En Éthiopie (a), où des programmes de restauration des terres à grande échelle sont déjà en cours, le pari de l’innovation est payant. Les autorités ont mis en place un dispositif de délivrance de certificats fonciers et de campagnes de vulgarisation agricole destiné à des jeunes sans terres en échange de la réhabilitation de terrains communaux dégradés. Cette initiative a permis de fournir des emplois et des moyens de subsistance aux jeunes, en les aidant à gagner leur autonomie et en leur offrant une alternative à la migration. Elle a aussi permis de diversifier et rééquilibrer les usages concurrents des terres et d’améliorer la résistance des zones productives au changement climatique. Plus de 740 groupes de jeunes, représentant plus de 15 000 personnes dont 40 % de femmes, en ont bénéficié et, à condition de disposer des financements appropriés, 100 000 jeunes sans terres pourraient en profiter.
 
Au Ghana, une série de projets de la Banque mondiale axés sur la gestion durable des terres a développé une approche en trois phases, qui ont permis d’étendre progressivement la portée des interventions. Il s’agissait de relier des habitats fragmentés dans des aires protégées, des réserves forestières, des zones boisées, des paysages agroforestiers, des pâturages et des terres de culture. À ce jour, plus de 14 000 usagers des sols ont adopté des mesures de conservation dans 150 collectivités.

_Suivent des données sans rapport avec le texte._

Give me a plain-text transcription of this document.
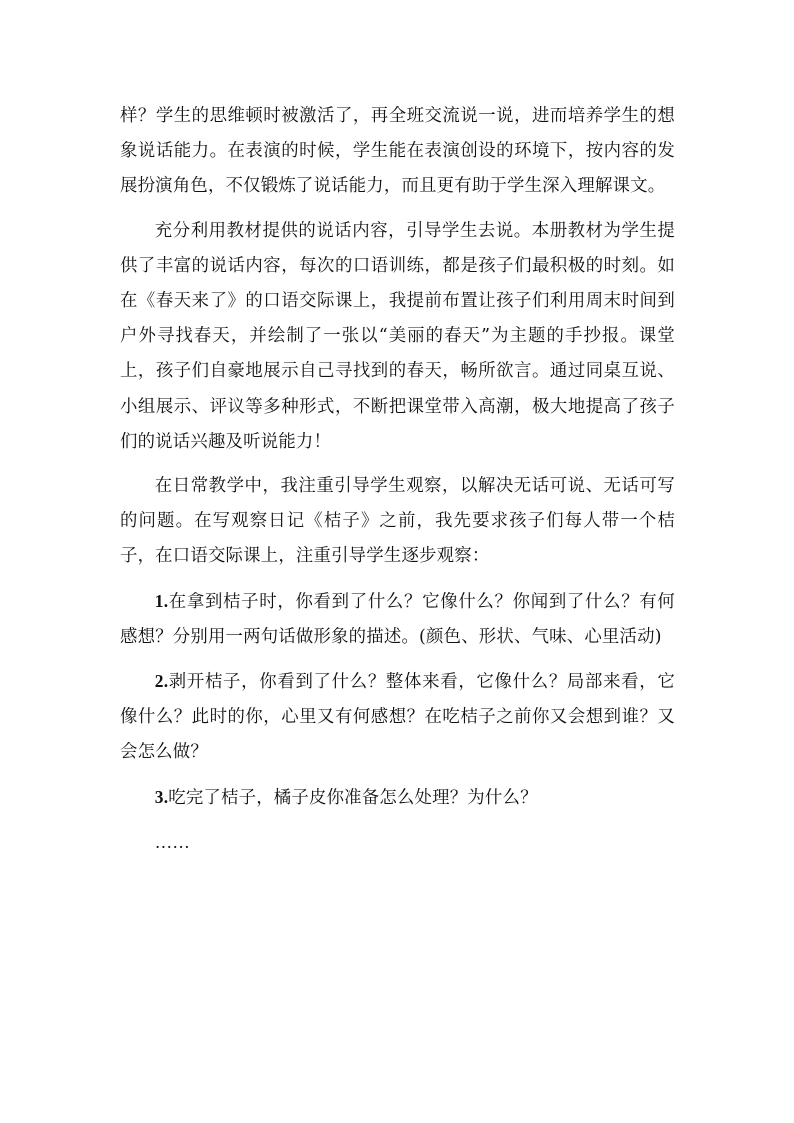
样？学生的思维顿时被激活了，再全班交流说一说，进而培养学生的想象说话能力。在表演的时候，学生能在表演创设的环境下，按内容的发展扮演角色，不仅锻炼了说话能力，而且更有助于学生深入理解课文。

充分利用教材提供的说话内容，引导学生去说。本册教材为学生提供了丰富的说话内容，每次的口语训练，都是孩子们最积极的时刻。如在《春天来了》的口语交际课上，我提前布置让孩子们利用周末时间到户外寻找春天，并绘制了一张以“美丽的春天”为主题的手抄报。课堂上，孩子们自豪地展示自己寻找到的春天，畅所欲言。通过同桌互说、小组展示、评议等多种形式，不断把课堂带入高潮，极大地提高了孩子们的说话兴趣及听说能力！

在日常教学中，我注重引导学生观察，以解决无话可说、无话可写的问题。在写观察日记《桔子》之前，我先要求孩子们每人带一个桔子，在口语交际课上，注重引导学生逐步观察：

1.在拿到桔子时，你看到了什么？它像什么？你闻到了什么？有何感想？分别用一两句话做形象的描述。(颜色、形状、气味、心里活动)

2.剥开桔子，你看到了什么？整体来看，它像什么？局部来看，它像什么？此时的你，心里又有何感想？在吃桔子之前你又会想到谁？又会怎么做？

3.吃完了桔子，橘子皮你准备怎么处理？为什么？

……
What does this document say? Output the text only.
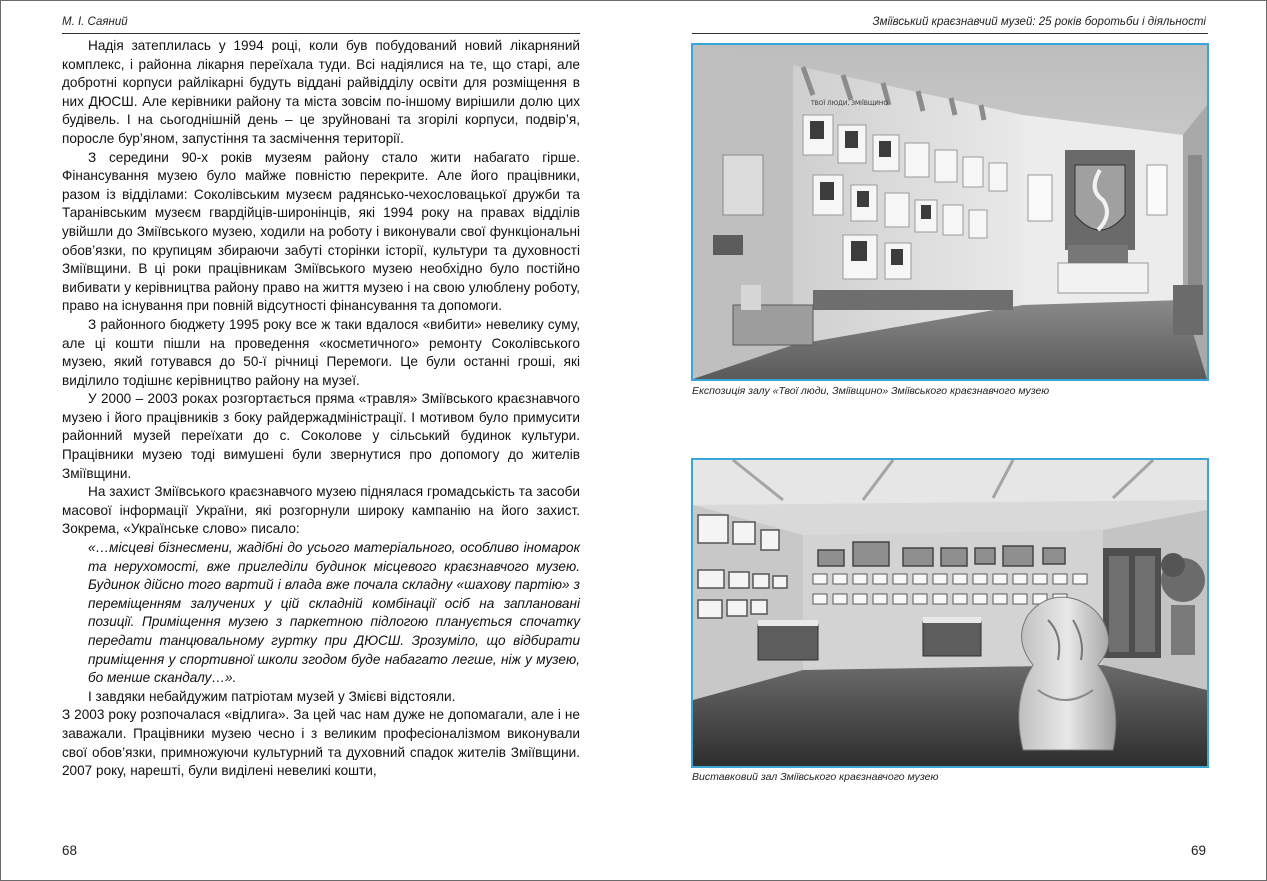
М. І. Саяний

Надія затеплилась у 1994 році, коли був побудований новий лікарняний комплекс, і районна лікарня переїхала туди. Всі надіялися на те, що старі, але добротні корпуси райлікарні будуть віддані райвідділу освіти для розміщення в них ДЮСШ. Але керівники району та міста зовсім по-іншому вирішили долю цих будівель. І на сьогоднішній день – це зруйновані та згорілі корпуси, подвір’я, поросле бур’яном, запустіння та засмічення території.

З середини 90-х років музеям району стало жити набагато гірше. Фінансування музею було майже повністю перекрите. Але його працівники, разом із відділами: Соколівським музеєм радянсько-чехословацької дружби та Таранівським музеєм гвардійців-широнінців, які 1994 року на правах відділів увійшли до Зміївського музею, ходили на роботу і виконували свої функціональні обов’язки, по крупицям збираючи забуті сторінки історії, культури та духовності Зміївщини. В ці роки працівникам Зміївського музею необхідно було постійно вибивати у керівництва району право на життя музею і на свою улюблену роботу, право на існування при повній відсутності фінансування та допомоги.

З районного бюджету 1995 року все ж таки вдалося «вибити» невелику суму, але ці кошти пішли на проведення «косметичного» ремонту Соколівського музею, який готувався до 50-ї річниці Перемоги. Це були останні гроші, які виділило тодішнє керівництво району на музеї.

У 2000 – 2003 роках розгортається пряма «травля» Зміївського краєзнавчого музею і його працівників з боку райдержадміністрації. І мотивом було примусити районний музей переїхати до с. Соколове у сільський будинок культури. Працівники музею тоді вимушені були звернутися про допомогу до жителів Зміївщини.

На захист Зміївського краєзнавчого музею піднялася громадськість та засоби масової інформації України, які розгорнули широку кампанію на його захист. Зокрема, «Українське слово» писало:

«…місцеві бізнесмени, жадібні до усього матеріального, особливо іномарок та нерухомості, вже пригледіли будинок місцевого краєзнавчого музею. Будинок дійсно того вартий і влада вже почала складну «шахову партію» з переміщенням залучених у цій складній комбінації осіб на заплановані позиції. Приміщення музею з паркетною підлогою планується спочатку передати танцювальному гуртку при ДЮСШ. Зрозуміло, що відбирати приміщення у спортивної школи згодом буде набагато легше, ніж у музею, бо менше скандалу…».

І завдяки небайдужим патріотам музей у Змієві відстояли.

З 2003 року розпочалася «відлига». За цей час нам дуже не допомагали, але і не заважали. Працівники музею чесно і з великим професіоналізмом виконували свої обов’язки, примножуючи культурний та духовний спадок жителів Зміївщини. 2007 року, нарешті, були виділені невеликі кошти,

68
Зміївський краєзнавчий музей: 25 років боротьби і діяльності
ТВОЇ ЛЮДИ, ЗМІЇВЩИНО
Експозиція залу «Твої люди, Зміївщино» Зміївського краєзнавчого музею
Виставковий зал Зміївського краєзнавчого музею
69
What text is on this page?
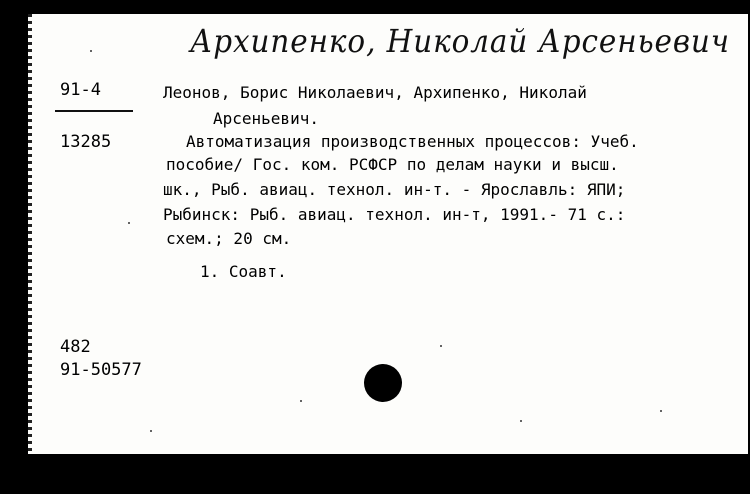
Архипенко, Николай Арсеньевич
91-4
13285
Леонов, Борис Николаевич, Архипенко, Николай
Арсеньевич.
Автоматизация производственных процессов: Учеб.
пособие/ Гос. ком. РСФСР по делам науки и высш.
шк., Рыб. авиац. технол. ин-т. - Ярославль: ЯПИ;
Рыбинск: Рыб. авиац. технол. ин-т, 1991.- 71 с.:
схем.; 20 см.
1. Соавт.
482
91-50577
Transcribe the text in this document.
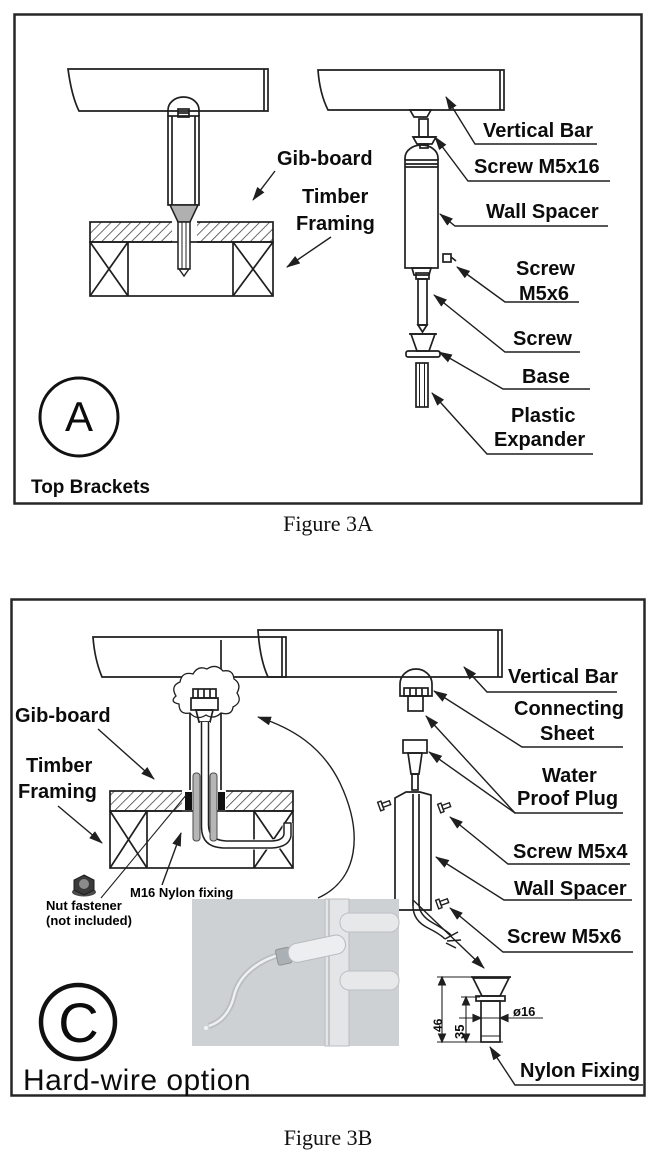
Gib-board
Timber
Framing
Vertical Bar
Screw M5x16
Wall Spacer
Screw
M5x6
Screw
Base
Plastic
Expander
A
Top Brackets
Figure 3A
46 35
ø16
Gib-board
Timber
Framing
Nut fastener
(not included)
M16 Nylon fixing
Vertical Bar
Connecting
Sheet
Water
Proof Plug
Screw M5x4
Wall Spacer
Screw M5x6
Nylon Fixing
C
Hard-wire option
Figure 3B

Au Burkina Faso, un projet de gestion intégrée des écosystèmes des plaines et des basses-terres a été l’un des premiers à introduire la notion de biodiversité dans des paysages productifs. Pour les 180 villages concernés, cela a créé une dynamique communautaire en faveur de la gestion durable des ressources naturelles au niveau des micro-bassins versants, grâce à des incitations, la mise en place d’un cadre d’investissement et des systèmes valorisant le savoir-faire individuel et collectif.

Renforcer la dynamique
 
La rencontre avec les pays du SAWAP a bien souligné la nécessité de redoubler d’efforts pour entretenir la dynamique, démultiplier les expériences réussies et affronter les nouveaux défis climatiques. À travers son « business plan » pour le climat en Afrique, la Banque mondiale s’est donné un instrument de mobilisation rapide de l’aide en faveur de la résilience du continent. L’un des piliers du plan (les investissements dans des paysages à l’épreuve des chocs climatiques) prévoit de mobiliser 755 millions de dollars dans ce but d’ici 2024.

La transformation des terres arides d’Afrique est possible, mais elle passe par une vision à l’échelle de tout le continent, des engagements solides, de larges partenariats et des financements à la hauteur des enjeux. Sans réhabilitation du milieu naturel et renforcement de la résistance des écosystèmes dont les populations dépendent pour manger, boire et se protéger, l’évolution des moyens de subsistance sera impossible.

Les Objectifs de développement durable des Nations Unies, l’Accord de Paris sur le climat, la mobilisation de la Convention des Nations Unies sur la lutte contre la désertification (a), l’Initiative africaine des paysages résilients (ARLI), l’Initiative pour la restauration des paysages forestiers en Afrique (a) et la déclaration de Windhoek sur la résistance à la sécheresse (a) nous rappellent tous que la collaboration est notre seule chance de succès.